Combien de fois me suis-dit cette phrase assassine, impossible, inutile.

À chaque échec, à chaque blessure, à chaque moment de découragement, en vérité.

« Si je pouvais recommencer… »

Mais ça ne sert à rien, bien-sûr, parce qu’on ne peut pas recommencer.

Ou plutôt si, mais autrement, avec d’autres personnes, dans d’autres contextes.

Cette phrase, si elle sert simplement à regarder comment on pourra faire mieux la prochaine fois, elle est porteuse d’un élan, d’une inspiration, d’un pas vers l’avant et d’un futur meilleur.

Si elle sert au contraire à se faire des reproches, à se diminuer, à se dénigrer, elle ne sert à rien qu’à nous faire plus mal que le cuisant échec que l’on a à gérer.

Aujourd’hui, je suis à un âge où je ne peux plus recommencer. En tout cas, pas grand-chose. Et pourtant Dieu sait si j’ai recommencé dans ma vie. Presque tout. De ma carrière à mes couples, j’ai constamment tout recommencé. Inlassablement. Avec résilience. J’étais assommé un temps, puis je repartais. Avec un nouvel élan, une nouvelle confiance. Jusqu’à ce qu’à nouveau, je frappe un autre mur d’échec.

Le dernier a été le plus cuisant. Les gens qui me connaissent savent qu’il y a près d’un an, j’ai tout perdu : ma santé, ma capacité financière, ma carrière, ma femme. Tout. Et à nouveau, je me suis dit, dans l’abysse d’absurdité où je me retrouvais : « Si je pouvais recommencer… »

J’ai d’abord mis la faute sur moi. J’avais été débile de fumer comme une locomotive, d’insister auprès de ma conjointe pour avoir un couple de partage authentique alors que je la voyais s’éloigner, de vouloir une carrière où j’étais populaire avec un best-seller à la clé et des milliers de fans. Je me suis tapé sur la tête. Très fort. J’ai écrit des articles qui ne sont plus disponibles maintenant, Dieu merci, où je m’accablais.

Puis je suis retourné à mes enjeux de vie. Les vrais enjeux. Ceux qui mobilisent parfois toute notre existence.

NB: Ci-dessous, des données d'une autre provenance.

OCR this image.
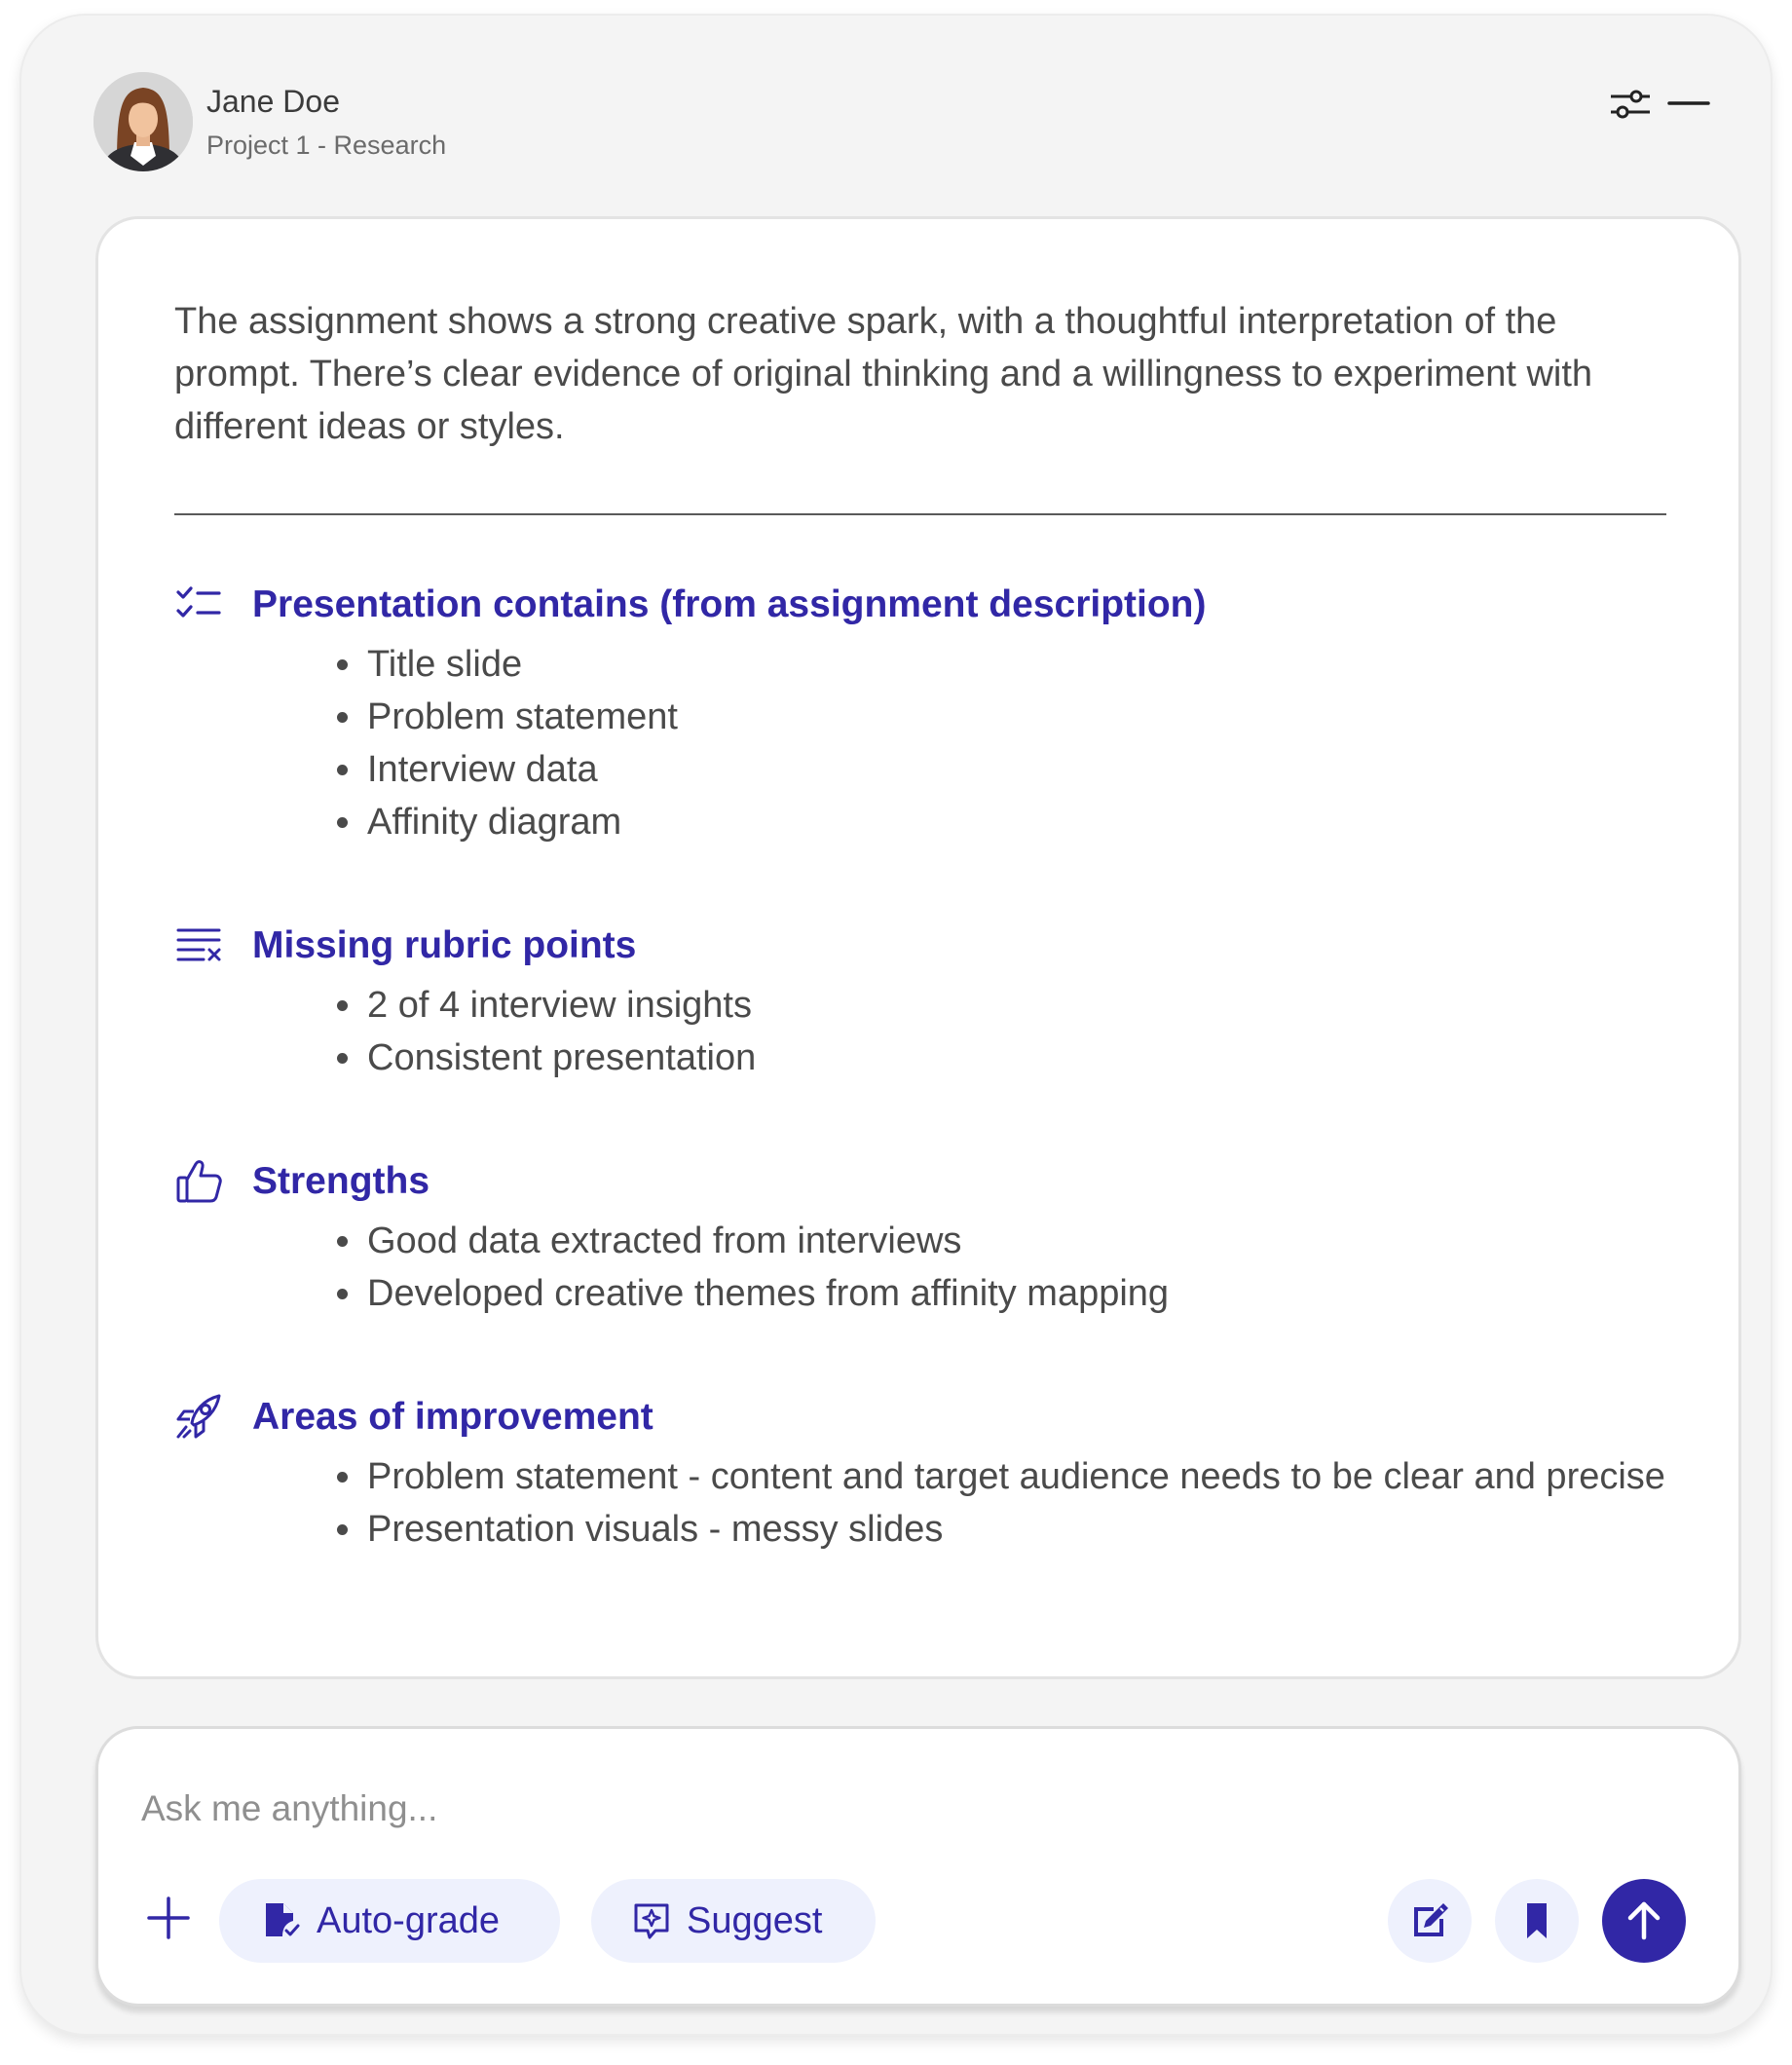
Jane Doe
Project 1 - Research

The assignment shows a strong creative spark, with a thoughtful interpretation of the prompt. There’s clear evidence of original thinking and a willingness to experiment with different ideas or styles.

Presentation contains (from assignment description)
• Title slide
• Problem statement
• Interview data
• Affinity diagram
Missing rubric points
• 2 of 4 interview insights
• Consistent presentation
Strengths
• Good data extracted from interviews
• Developed creative themes from affinity mapping
Areas of improvement
• Problem statement - content and target audience needs to be clear and precise
• Presentation visuals - messy slides
Ask me anything...
Auto-grade	Suggest
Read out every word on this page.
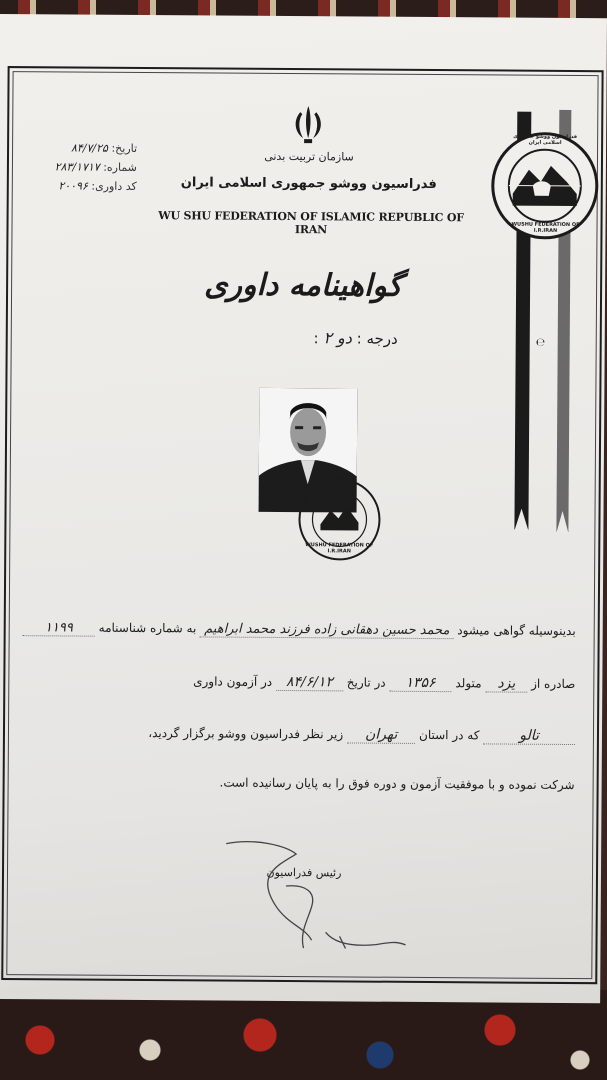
تاریخ: ۸۴/۷/۲۵
شماره: ۲۸۳/۱۷۱۷
کد داوری: ۲۰۰۹۶
سازمان تربیت بدنی
فدراسیون ووشو جمهوری اسلامی ایران
WU SHU FEDERATION OF ISLAMIC REPUBLIC OF IRAN	WUSHU FEDERATION OF I.R.IRAN
فدراسیون ووشو جمهوری اسلامی ایران
℮
گواهینامه داوری
درجه : دو ۲ :
WUSHU FEDERATION OF I.R.IRAN
بدینوسیله گواهی میشود محمد حسین دهقانی زاده فرزند محمد ابراهیم به شماره شناسنامه ۱۱۹۹
صادره از یزد متولد ۱۳۵۶ در تاریخ ۸۴/۶/۱۲ در آزمون داوری
تالو که در استان تهران زیر نظر فدراسیون ووشو برگزار گردید،
شرکت نموده و با موفقیت آزمون و دوره فوق را به پایان رسانیده است.
رئیس فدراسیون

Car je suis né hypothéqué.

Oh, comme tout le monde.

Pas plus spécialement que les autres.

Juste comme tout un chacun qui me lisez.

Nous naissons tous hypothéqués. Parce que nos parents ne sont pas parfaits. Ils ne sont que nos parents. Ils font leur possible mais c’est insuffisant. Et parce qu’ils ne sont pas parfaits, ils laissent en nous la marque de leurs imperfections. Nos blessures. Nos enjeux de vie.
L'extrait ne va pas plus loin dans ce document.